Srinagar, Apr 20: The much-publicised restructuring of Jammu and Kashmir’s power sector has failed to translate into functional autonomy on the ground, with the Comptroller and Auditor General (CAG) observing that the region’s distribution companies remain “operational merely on paper.”
According to the audit findings, the supply of electricity to consumers was still handled departmentally until 2020. A structural shift was initiated through S.O 109 dated March 20, 2020, under which the distribution of power was transferred to two entities—Jammu Power Distribution Company Ltd (JPDCL) and Kashmir Power Distribution Company Ltd (KPDCL).
However, the report makes it clear that the transition has not been supported by any actual financial or operational controls.
“The function of supply of electricity to consumers was handled departmentally up to 2020… However, expenditure on the purchase of power is still being made from Government accounts and receipts on account of power are also being credited to Government accounts,” the CAG states.
It further notes that “DISCOMs are neither incurring expenditure on purchase of power nor collecting revenue on account of sale of power to consumers,” indicating that the core financial functions continue to lie with the government.
The government, as per the report, continues to fund and execute works on behalf of these companies. “Government is keeping provision in the budget and incurring expenditure on works of DISCOMs by debit to Major Head 4801,” it says, adding that an amount of Rs 539.22 crore was spent during 2024–25 alone under this head.
The audit draws a pointed conclusion: “It shows that DISCOMs are operational merely on paper. The role of distribution of power is still managed and controlled by the Government.”
The financial data further underlines the stress in the sector.

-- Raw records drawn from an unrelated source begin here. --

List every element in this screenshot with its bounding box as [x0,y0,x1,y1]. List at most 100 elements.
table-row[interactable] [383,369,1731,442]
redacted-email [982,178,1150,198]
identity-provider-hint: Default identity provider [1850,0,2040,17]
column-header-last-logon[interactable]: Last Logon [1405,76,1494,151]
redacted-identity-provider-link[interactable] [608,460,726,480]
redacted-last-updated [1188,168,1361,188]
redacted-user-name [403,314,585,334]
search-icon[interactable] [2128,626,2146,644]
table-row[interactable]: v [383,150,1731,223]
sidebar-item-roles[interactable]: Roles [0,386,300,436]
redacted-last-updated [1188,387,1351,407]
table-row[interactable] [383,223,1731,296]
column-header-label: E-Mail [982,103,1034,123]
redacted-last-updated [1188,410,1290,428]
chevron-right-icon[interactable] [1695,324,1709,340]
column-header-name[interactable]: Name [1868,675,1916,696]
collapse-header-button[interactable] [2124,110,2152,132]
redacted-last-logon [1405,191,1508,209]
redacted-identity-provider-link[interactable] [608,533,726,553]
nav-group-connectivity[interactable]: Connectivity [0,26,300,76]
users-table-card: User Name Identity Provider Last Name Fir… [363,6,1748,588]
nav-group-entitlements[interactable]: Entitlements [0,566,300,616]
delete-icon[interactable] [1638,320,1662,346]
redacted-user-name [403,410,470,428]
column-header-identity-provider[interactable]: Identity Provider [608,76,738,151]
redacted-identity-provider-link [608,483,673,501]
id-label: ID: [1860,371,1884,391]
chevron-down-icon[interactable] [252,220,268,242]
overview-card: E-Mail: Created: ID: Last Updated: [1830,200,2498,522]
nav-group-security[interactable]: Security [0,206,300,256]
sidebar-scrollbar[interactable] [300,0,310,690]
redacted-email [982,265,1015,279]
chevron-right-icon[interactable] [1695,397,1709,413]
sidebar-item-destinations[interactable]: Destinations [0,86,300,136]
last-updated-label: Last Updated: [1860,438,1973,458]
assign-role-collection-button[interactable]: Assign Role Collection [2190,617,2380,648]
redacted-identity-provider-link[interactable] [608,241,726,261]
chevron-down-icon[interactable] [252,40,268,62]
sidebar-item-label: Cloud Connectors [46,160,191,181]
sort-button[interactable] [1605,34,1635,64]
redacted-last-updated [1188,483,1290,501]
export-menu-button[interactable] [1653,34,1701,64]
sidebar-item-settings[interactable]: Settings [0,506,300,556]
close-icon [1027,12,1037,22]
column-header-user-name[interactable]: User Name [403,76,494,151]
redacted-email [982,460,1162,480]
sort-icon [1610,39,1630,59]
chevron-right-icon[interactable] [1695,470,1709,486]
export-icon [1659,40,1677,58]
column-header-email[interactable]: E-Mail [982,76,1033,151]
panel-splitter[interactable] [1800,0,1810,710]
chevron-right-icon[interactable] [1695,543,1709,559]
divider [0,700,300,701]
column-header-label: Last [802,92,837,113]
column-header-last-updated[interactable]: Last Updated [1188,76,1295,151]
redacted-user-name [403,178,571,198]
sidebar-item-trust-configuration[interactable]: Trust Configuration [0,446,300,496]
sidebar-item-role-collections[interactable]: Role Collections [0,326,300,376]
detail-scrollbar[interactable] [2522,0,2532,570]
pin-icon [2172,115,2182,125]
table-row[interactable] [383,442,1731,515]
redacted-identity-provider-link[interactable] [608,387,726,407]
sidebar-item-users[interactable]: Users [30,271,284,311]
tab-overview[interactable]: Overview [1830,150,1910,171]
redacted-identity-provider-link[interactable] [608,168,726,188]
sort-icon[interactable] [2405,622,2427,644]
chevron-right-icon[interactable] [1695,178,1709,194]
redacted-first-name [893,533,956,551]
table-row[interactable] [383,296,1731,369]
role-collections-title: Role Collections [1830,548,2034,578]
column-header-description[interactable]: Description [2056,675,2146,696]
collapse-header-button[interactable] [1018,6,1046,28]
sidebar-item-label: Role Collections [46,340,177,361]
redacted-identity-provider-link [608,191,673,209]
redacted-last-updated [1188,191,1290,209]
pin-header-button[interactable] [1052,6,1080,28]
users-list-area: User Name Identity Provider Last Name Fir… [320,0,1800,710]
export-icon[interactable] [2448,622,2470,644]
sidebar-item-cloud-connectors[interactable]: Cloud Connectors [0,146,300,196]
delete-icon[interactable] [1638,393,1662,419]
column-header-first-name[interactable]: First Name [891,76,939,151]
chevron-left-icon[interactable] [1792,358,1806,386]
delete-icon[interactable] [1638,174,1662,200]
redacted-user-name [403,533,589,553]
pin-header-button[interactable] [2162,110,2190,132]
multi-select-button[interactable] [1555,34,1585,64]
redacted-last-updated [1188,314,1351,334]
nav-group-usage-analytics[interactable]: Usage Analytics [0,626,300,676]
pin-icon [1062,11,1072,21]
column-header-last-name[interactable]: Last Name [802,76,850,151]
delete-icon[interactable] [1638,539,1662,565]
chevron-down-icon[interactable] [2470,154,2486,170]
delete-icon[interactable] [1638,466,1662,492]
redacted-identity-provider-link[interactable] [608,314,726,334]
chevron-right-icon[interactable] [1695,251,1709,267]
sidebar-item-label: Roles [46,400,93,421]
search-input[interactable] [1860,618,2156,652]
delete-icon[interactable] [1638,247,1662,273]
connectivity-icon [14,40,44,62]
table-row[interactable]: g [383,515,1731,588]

For the period 2020–2025, the purchase of power amounted to Rs 8,015 crore, while receipts on account of power stood at Rs 4,908 crore, highlighting a substantial gap between expenditure and revenue.
Beyond this, the report flags rising liabilities through off-budget borrowings. “In addition to the above expenditure, Jammu and Kashmir Power Corporation Limited has raised off-budget loans which are repaid from the government budget,” the CAG notes. “An amount of ₹21,960 crore on account of such loans was outstanding as of the end of March 2025.”
In its response to the audit observations, the government acknowledged the continued dependence. “In reply, it was stated in January 2026 that since DISCOMs are still not in a position to generate adequate revenue to meet their expenditure obligations, this arrangement is continuing.”
The findings cast a shadow over the effectiveness of power sector reforms in Jammu and Kashmir, raising concerns over delayed financial independence, mounting liabilities, and the continued strain on public finances despite the creation of separate distribution companies.